自身のサーヴァントを連れ、女王の部下のワルキューレ達に加えて、汎人類史側のサーヴァントの力も借りて結果は大敗。クリプターとしての最低限の責務も果たせず、マシュと顔を合わせる事すらなく、情けをかけられ、おめおめと逃げ帰ってきた……なんと惨めな事か。
そう、情け──あのままセイバーとアーチャーを仕留めて、残った私をあの男はどうする事も出来た筈だ。けれど私は指一本触れられる事なく無事でいる………………………………凄いものは見せられたけど。
私は一つ疑問を抱えている。あれだけ恐れていたデアーと相まみえて、マシュを傷付けたと激昂に駆られ、殺意を向けたが……もし、前提から間違っているとしたら?
あれだけの敵対行為を見せたマスターを見逃す彼の在り方はコヤンスカヤが語った極悪非道の悪辣漢とはかけ離れたものだった。もとよりあの女狐の言葉を一から十まで信じていたあの時の自分もよっぽど追い詰められていた気もするが……。
異星の神の使徒、人類悪を名乗るカルデアのマスター。クリプターとしての立場なら迷うことなく前者を信じる。けれど──。
▲▲▲
「……お願い、あの娘、マシュにだけは酷い事はしないで…………!」
「ん──と、どこで誤解したのか皆目見当がつかないからそれは置いておいて、これだけは言っておくよ。俺はマシュを死ぬまで大事にする。どうかなりそうだった俺を繋ぎ止めてくれたマシュと一緒に幸せになるって」
「幸せ──」
「ここで俺がいくら言っても信憑性ないから、後は期待の後輩に任せるかな。多分、近い内にマシュがオフェリアさんに会いに行くと思うし」
▲▲▲
去り際のあの言葉を嘘と斬り捨てる事は出来なかった。遷延の魔眼の暴走で垣間見てしまったせいだろうか、デアーと肌を重ねるマシュの顔は愛も恋も碌に知らない私から見ても、思わず見惚れてしまうぐらいに幸せそうな女の子でしか無かった。
それは私も含めてAチームの誰一人として引き出す事の出来なかったマシュの素の顔だったと思う。

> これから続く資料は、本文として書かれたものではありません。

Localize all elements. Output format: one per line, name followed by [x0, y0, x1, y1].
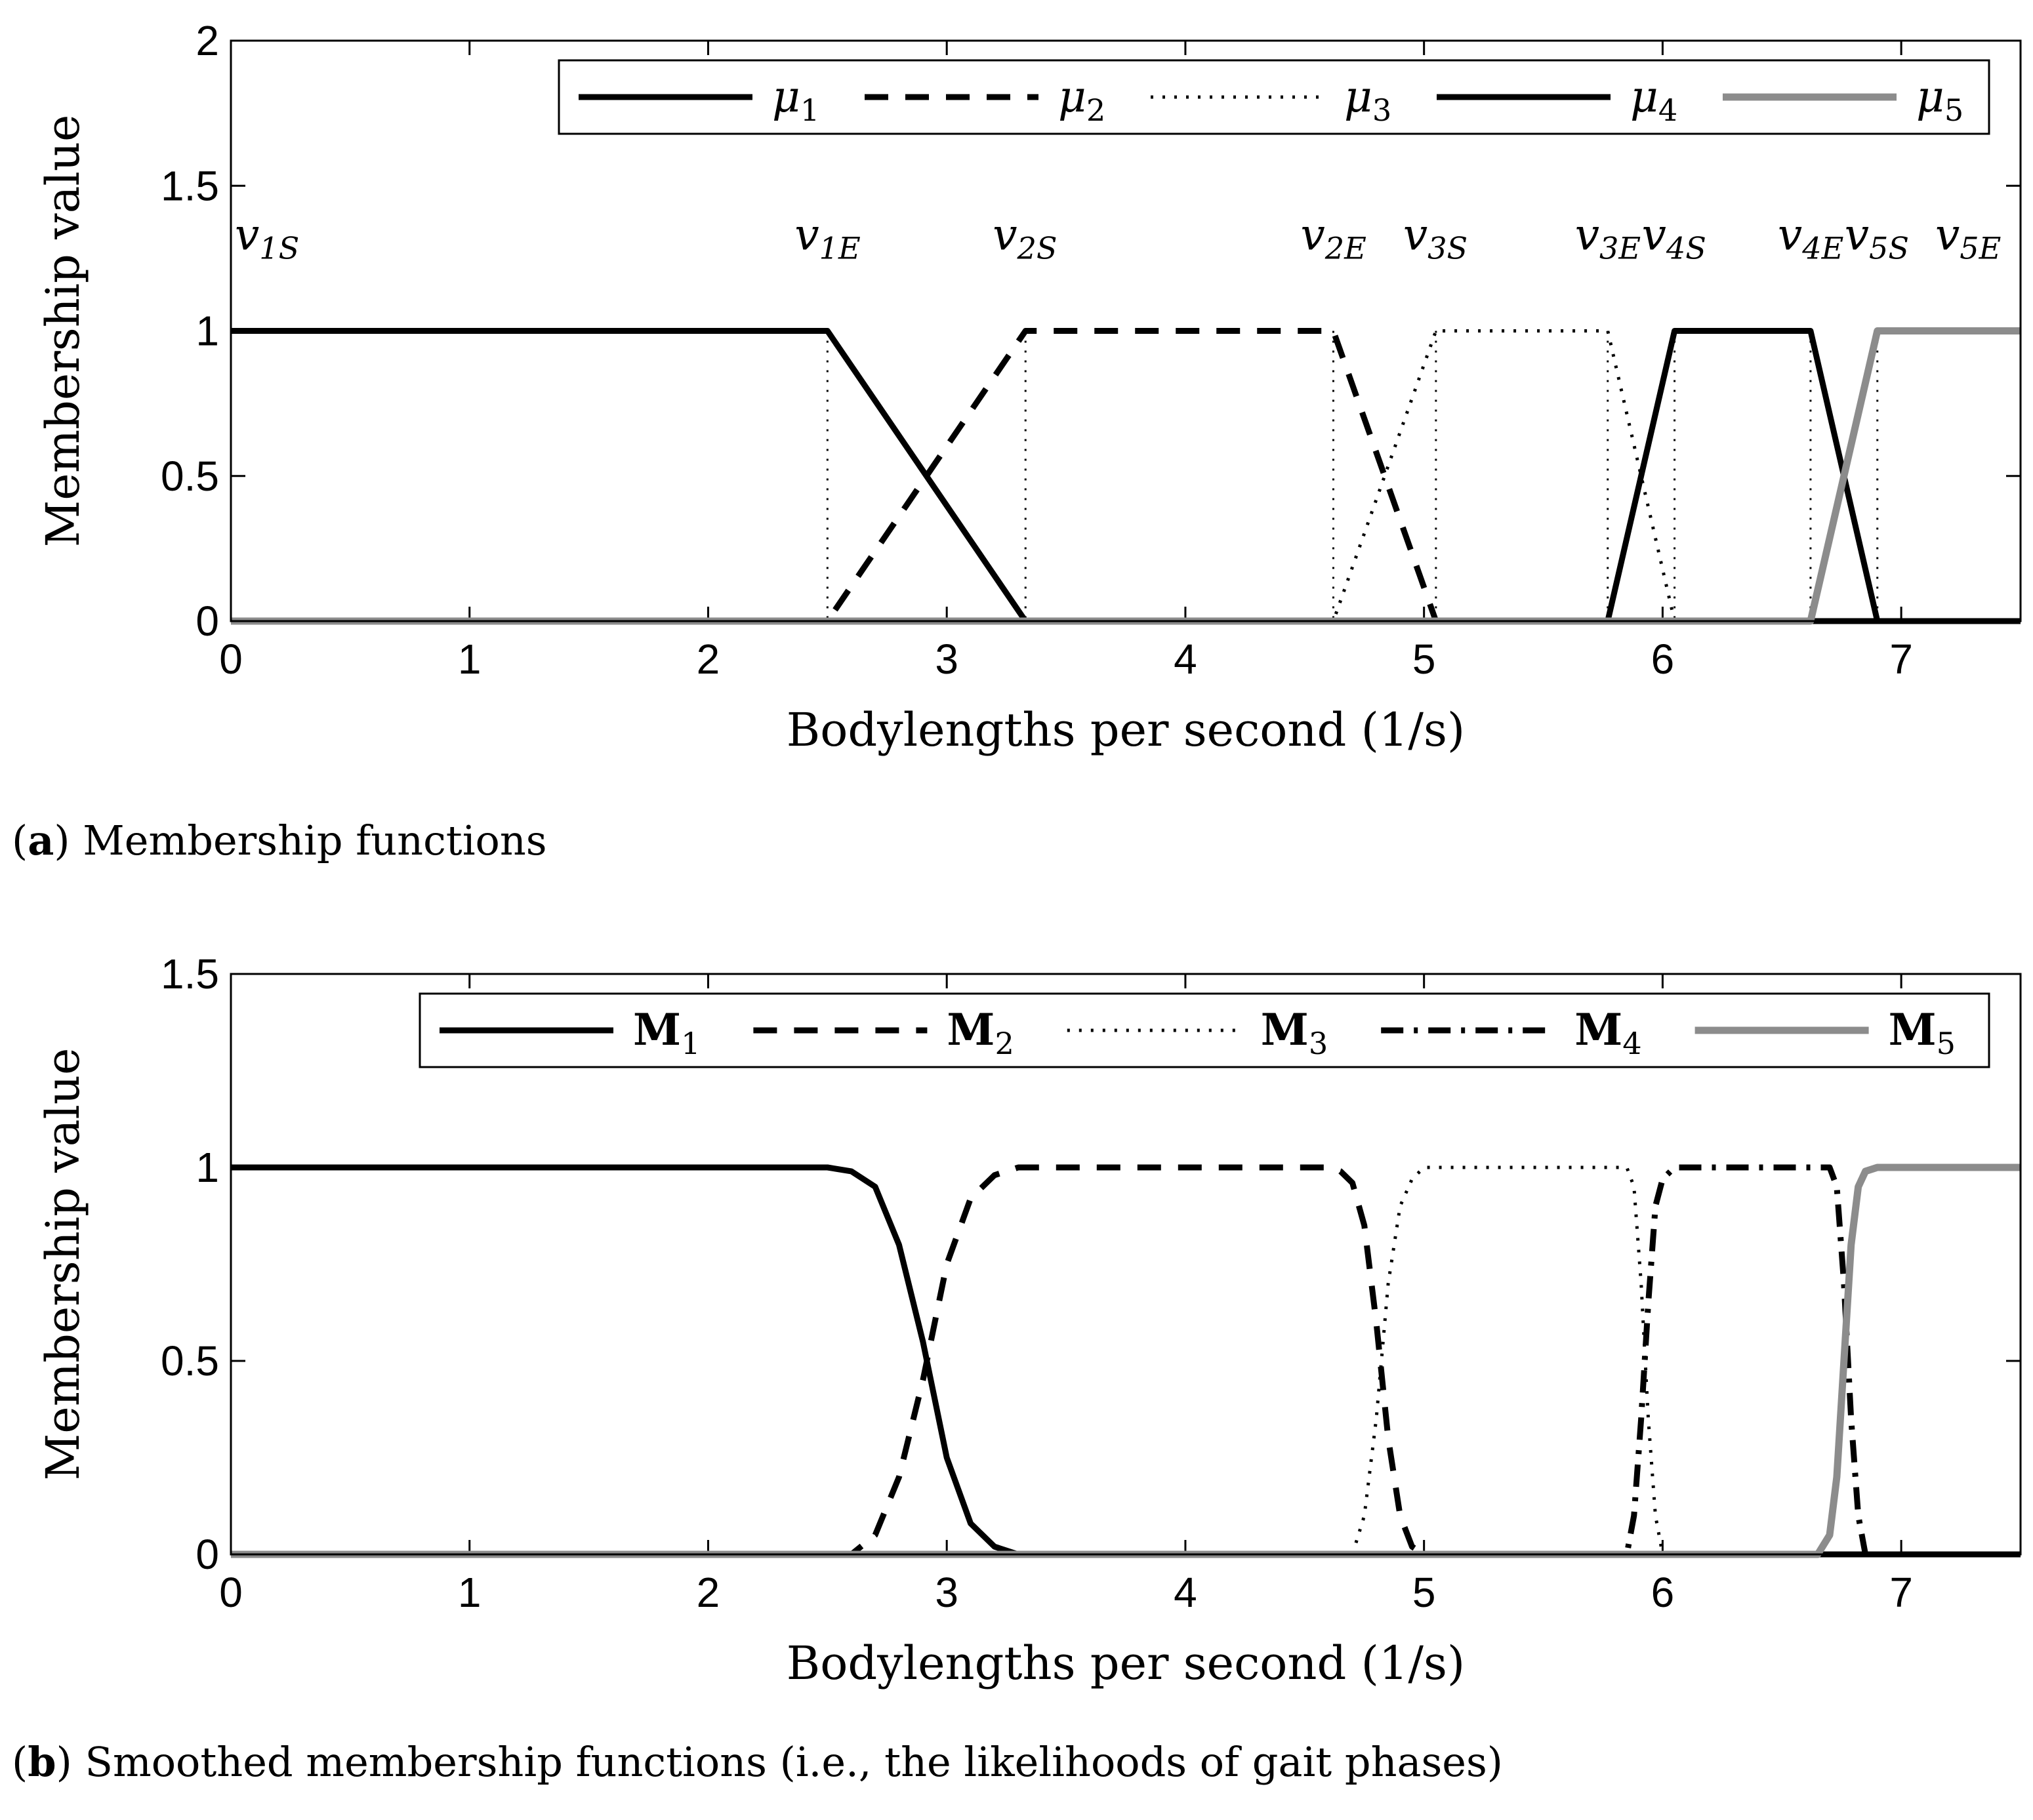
series-line-2 [231, 1164, 2021, 1558]
x-tick-label: 2 [697, 636, 720, 683]
plot-frame [230, 39, 2022, 622]
y-tick-label: 2 [195, 17, 219, 64]
legend-label-3: M3 [1261, 1004, 1328, 1061]
caption-b: (b) Smoothed membership functions (i.e.,… [12, 1738, 1503, 1786]
y-tick-label: 1.5 [161, 162, 219, 209]
caption-b-text: Smoothed membership functions (i.e., the… [85, 1738, 1503, 1786]
x-tick-label: 7 [1889, 1569, 1913, 1616]
x-tick-label: 3 [935, 636, 958, 683]
caption-a: (a) Membership functions [12, 817, 547, 864]
x-tick-label: 4 [1174, 636, 1197, 683]
y-tick-label: 0.5 [161, 453, 219, 500]
y-tick-label: 0 [195, 597, 219, 645]
x-tick-label: 3 [935, 1569, 958, 1616]
marker-label: v2S [993, 210, 1057, 266]
y-tick-label: 1 [195, 1144, 219, 1191]
caption-b-letter: b [28, 1738, 56, 1786]
caption-a-letter: a [28, 817, 54, 864]
y-tick-label: 0.5 [161, 1337, 219, 1385]
caption-a-text: Membership functions [83, 817, 547, 864]
x-tick-label: 2 [697, 1569, 720, 1616]
series-line-4 [231, 1164, 2021, 1558]
legend-label-2: M2 [947, 1004, 1014, 1061]
marker-label: v4S [1642, 210, 1706, 266]
marker-label: v5E [1935, 210, 2001, 266]
chart-b: 0 1 2 3 4 5 6 7 0 0.5 1 1.5 M1 M2 M3 M4 M5 Bodylengths pe… [36, 950, 2022, 1690]
legend-label-3: μ3 [1344, 71, 1391, 128]
x-tick-label: 1 [458, 636, 482, 683]
x-tick-label: 7 [1889, 636, 1913, 683]
marker-label: v1S [235, 210, 299, 266]
legend-label-2: μ2 [1058, 71, 1105, 128]
marker-label: v1E [794, 210, 860, 266]
legend-label-1: M1 [633, 1004, 700, 1061]
marker-label: v4E [1778, 210, 1843, 266]
plot-area [231, 974, 2021, 1554]
x-tick-label: 5 [1412, 636, 1436, 683]
legend-label-4: μ4 [1630, 71, 1677, 128]
marker-label: v3E [1575, 210, 1641, 266]
series-line-5 [231, 1163, 2021, 1558]
legend-label-5: M5 [1889, 1004, 1956, 1061]
legend-label-1: μ1 [772, 71, 819, 128]
x-axis-label: Bodylengths per second (1/s) [787, 703, 1465, 757]
x-tick-label: 6 [1651, 636, 1675, 683]
marker-label: v5S [1845, 210, 1909, 266]
marker-label: v2E [1300, 210, 1366, 266]
legend-label-5: μ5 [1916, 71, 1963, 128]
x-tick-label: 0 [219, 1569, 243, 1616]
x-tick-label: 5 [1412, 1569, 1436, 1616]
y-tick-label: 0 [195, 1531, 219, 1578]
y-axis-label: Membership value [36, 1048, 90, 1481]
chart-a: 0 1 2 3 4 5 6 7 0 0.5 1 1.5 2 v1S v1E v2S v2E v3S v3E v4S v4… [36, 17, 2022, 757]
x-tick-label: 4 [1174, 1569, 1197, 1616]
y-tick-label: 1.5 [161, 950, 219, 998]
y-axis-label: Membership value [36, 115, 90, 548]
x-tick-label: 0 [219, 636, 243, 683]
y-tick-label: 1 [195, 308, 219, 355]
plot-frame [230, 973, 2022, 1556]
marker-label: v3S [1403, 210, 1468, 266]
x-axis-label: Bodylengths per second (1/s) [787, 1636, 1465, 1690]
legend-label-4: M4 [1574, 1004, 1641, 1061]
x-tick-label: 6 [1651, 1569, 1675, 1616]
x-tick-label: 1 [458, 1569, 482, 1616]
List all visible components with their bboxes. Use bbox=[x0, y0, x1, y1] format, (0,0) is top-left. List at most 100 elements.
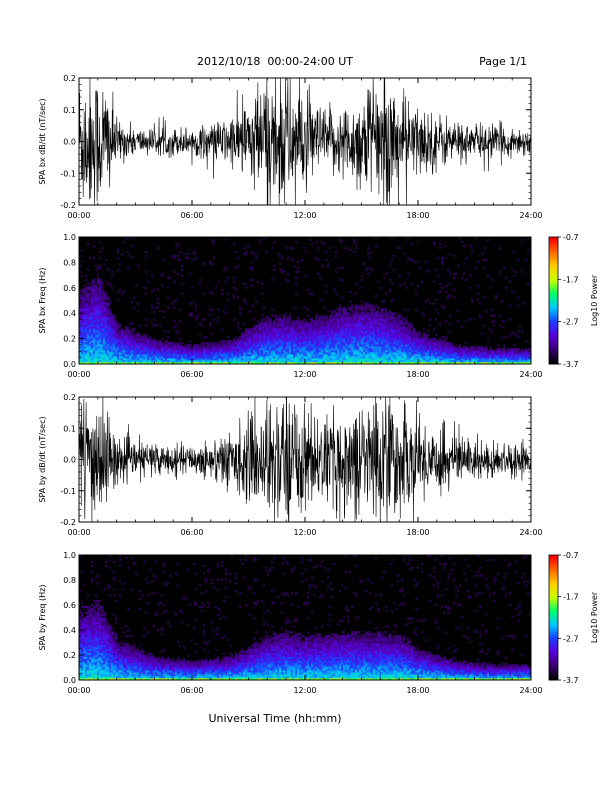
spectrogram-cell bbox=[343, 360, 346, 363]
spectrogram-cell bbox=[275, 330, 278, 333]
spectrogram-cell bbox=[377, 318, 380, 321]
spectrogram-cell bbox=[359, 328, 362, 331]
spectrogram-cell bbox=[367, 348, 370, 351]
spectrogram-cell bbox=[275, 350, 278, 353]
spectrogram-cell bbox=[401, 346, 404, 349]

あの可能性が現実にあり得るものだったとしたら、私がやろうとした事は──。
──コンコン。
煩悶となっている私の思考を呼び戻すようにノックの音が聞こえた。珍しい……というより初めてな気がする。この城にいるのは人間の習慣に無頓着な者ばかり、霊体化で勝手に入ってくる、気付けばいる、窓から入ってくる。まともにドアを使っているのは私ぐらいだろう。
「オフェリアさん、いらっしゃいますか? 私です……マシュ・キリエライトです」
その声は今一番聞きたくて、けれどいきなりの事に心の準備も出来ていない私の体は呆然と固まってしまって……。
「マシュ……なの……?」
部屋の寒さでは無い何かで震えた私の声にも彼女はきちんと応えてくれた。
「……お久しぶりです。そしてはじめまして、です。ようやく本当の意味で貴女と向き合う事が出来ます」
壁一枚隔てた先にいる彼女がどんな顔をしているのかは今の私には見通す事は出来ない。